Doomsday Prep for the Superrich and the Privatization of Public Crisis Response
Two days ago Terry Gross had journalist Evan Osnos on Fresh Air discussing a new phenomenon of super rich people in the tech industry making plans for the failure of the government, of the food supply, of the electrical grid, of our world as we know it. Osnos has an article in the current issue of The New Yorker on the same topic. He tells the story of a guy who decided to get laser surgery so that he wouldn’t be dependent on contacts or glasses when “we have trouble,” because the supply lines might dry up. That same guy bought some motorcycles, guns and ammo and a bunch of food so that he could get out of town and have some supplies when things go bad.
In case you thought that crisis would drive those people most fortunate to advocate for collective change to the order of things, this story is Exhibit A against that possibility. Those who might have some influence have decided to protect themselves rather than advocate to change the conditions that could lead us to that point. The way they talk about it shows that they know the threat comes from a divided world between poor and rich, they even see the threat as the poor rather than the system that creates divided interests. Instead of working to change that divided world, they double down on self-protection.

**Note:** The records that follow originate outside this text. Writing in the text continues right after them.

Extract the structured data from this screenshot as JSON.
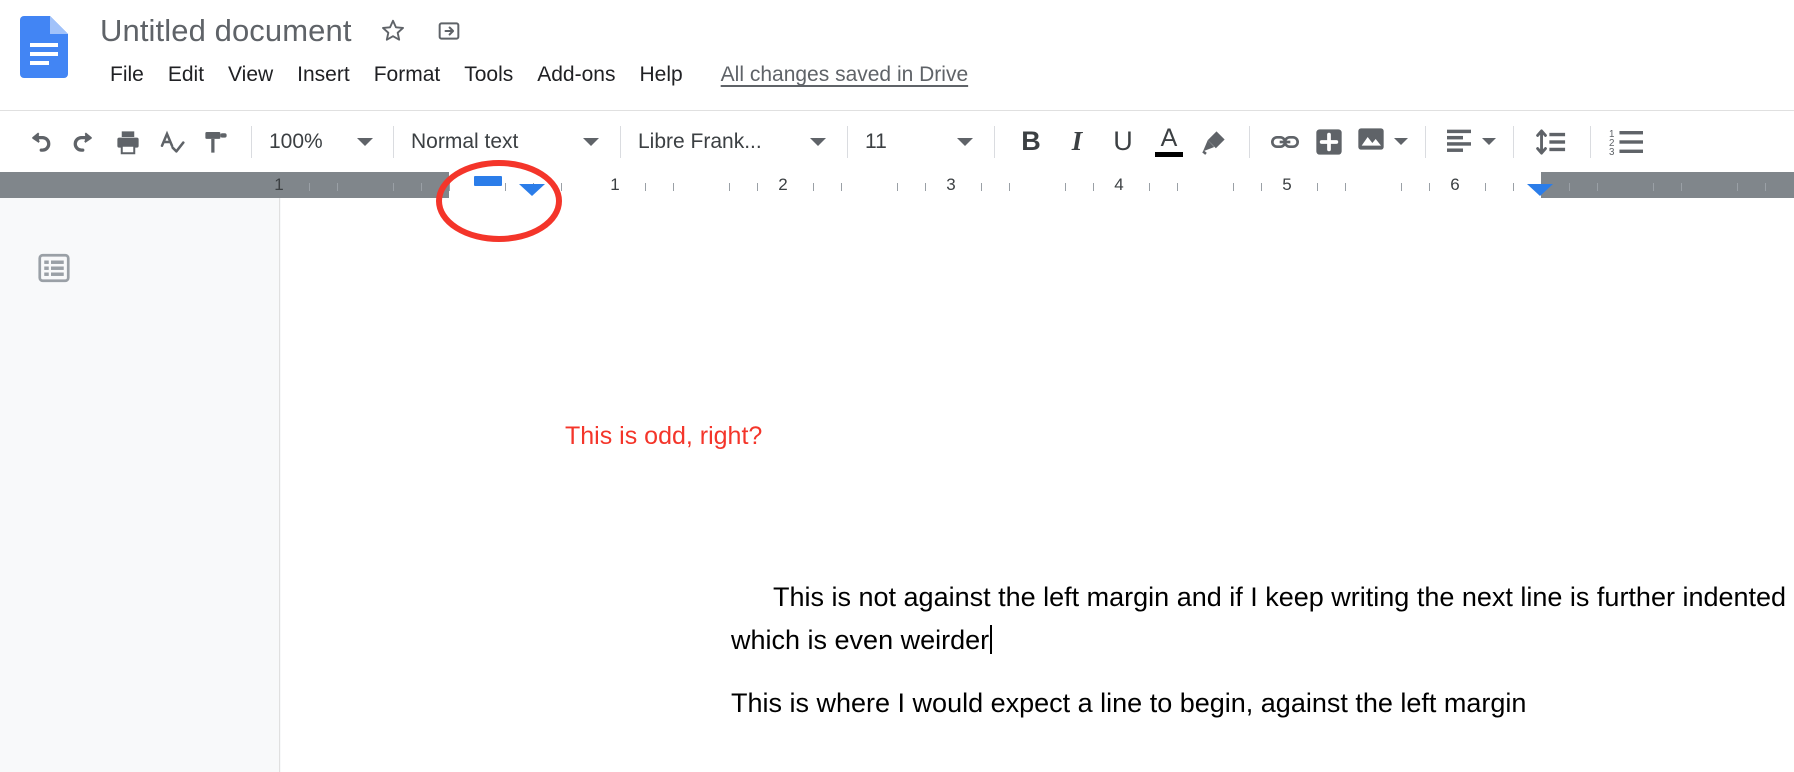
{
  "app": {
    "name": "Google Docs",
    "logo_icon": "google-docs-icon"
  },
  "header": {
    "title": "Untitled document",
    "star_icon": "star-icon",
    "move_folder_icon": "move-to-folder-icon",
    "menus": [
      "File",
      "Edit",
      "View",
      "Insert",
      "Format",
      "Tools",
      "Add-ons",
      "Help"
    ],
    "save_status": "All changes saved in Drive"
  },
  "toolbar": {
    "undo_icon": "undo-icon",
    "redo_icon": "redo-icon",
    "print_icon": "print-icon",
    "spellcheck_icon": "spellcheck-icon",
    "paint_format_icon": "paint-format-icon",
    "zoom_value": "100%",
    "style_value": "Normal text",
    "font_value": "Libre Frank...",
    "font_size_value": "11",
    "bold_label": "B",
    "italic_label": "I",
    "underline_label": "U",
    "text_color_label": "A",
    "text_color_swatch": "#000000",
    "highlight_icon": "highlight-pen-icon",
    "link_icon": "insert-link-icon",
    "comment_icon": "add-comment-icon",
    "image_icon": "insert-image-icon",
    "align_icon": "align-left-icon",
    "line_spacing_icon": "line-spacing-icon",
    "numbered_list_icon": "numbered-list-icon"
  },
  "ruler": {
    "numbers": [
      "1",
      "1",
      "2",
      "3",
      "4",
      "5",
      "6"
    ],
    "first_line_indent_marker": "first-line-indent-marker",
    "left_indent_marker": "left-indent-marker",
    "right_indent_marker": "right-indent-marker",
    "marker_color": "#2b7de9"
  },
  "sidebar": {
    "outline_icon": "document-outline-icon"
  },
  "document": {
    "annotation_text": "This is odd, right?",
    "annotation_color": "#f4352a",
    "annotation_ellipse": "red-ellipse-annotation",
    "paragraph_1": "This is not against the left margin and if I keep writing the next line is further indented which is even weirder",
    "paragraph_2": "This is where I would expect a line to begin, against the left margin"
  }
}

I know the term “neoliberalism” has fallen out of favor, but it speaks specifically to the new classical liberalism that views liberty as economic lack of regulation where all blame and thus responsibility for whatever situation is devolved downward into the individual. So while the economic order is producing a myriad of crises, not the order, but the individuals who suffer from it are left responsible for dealing with it by themselves. The loss of full-time positions leaves people without health insurance but still responsible for the debt their illness leaves them with. Similarly, instead of coming together as a community to change the situation where the end of the world is a realistic thing people should be concerned with, those who are able plan to withstand the crisis and everyone else becomes disposable. Given the rise of white supremacists, of the real threats of climate change without organized efforts to limit it, of the ending of corporate regulations, of wealth disparity, the possibility of a crisis is nonnegligible.
Instead of planning for what to do when the crisis comes as the superrich have been doing, buying luxury fallout shelters, an approach that would achieve freedom and justice for all would be to work to prevent the crisis. Planning for the aftermath is being done privately, and even governmental solutions seem like efforts to encourage more privatization. Consider that our current Vice President when he was in the House of Representatives was on the Republican Study Committee for dealing with Hurricane Katrina and rising gas prices. The strategies that came out of the committee were, as Naomi Klein argues, straight out of disaster capitalism plans: privatize, deregulate, imprison. This Administration will not be interested in responding to these crises in a way that serves the common good. And yet, preventing these crises from coming cannot be solved through private means, but require full scale efforts of governments to stop carbon emissions, to address wealth disparity, to cover healthcare for everyone.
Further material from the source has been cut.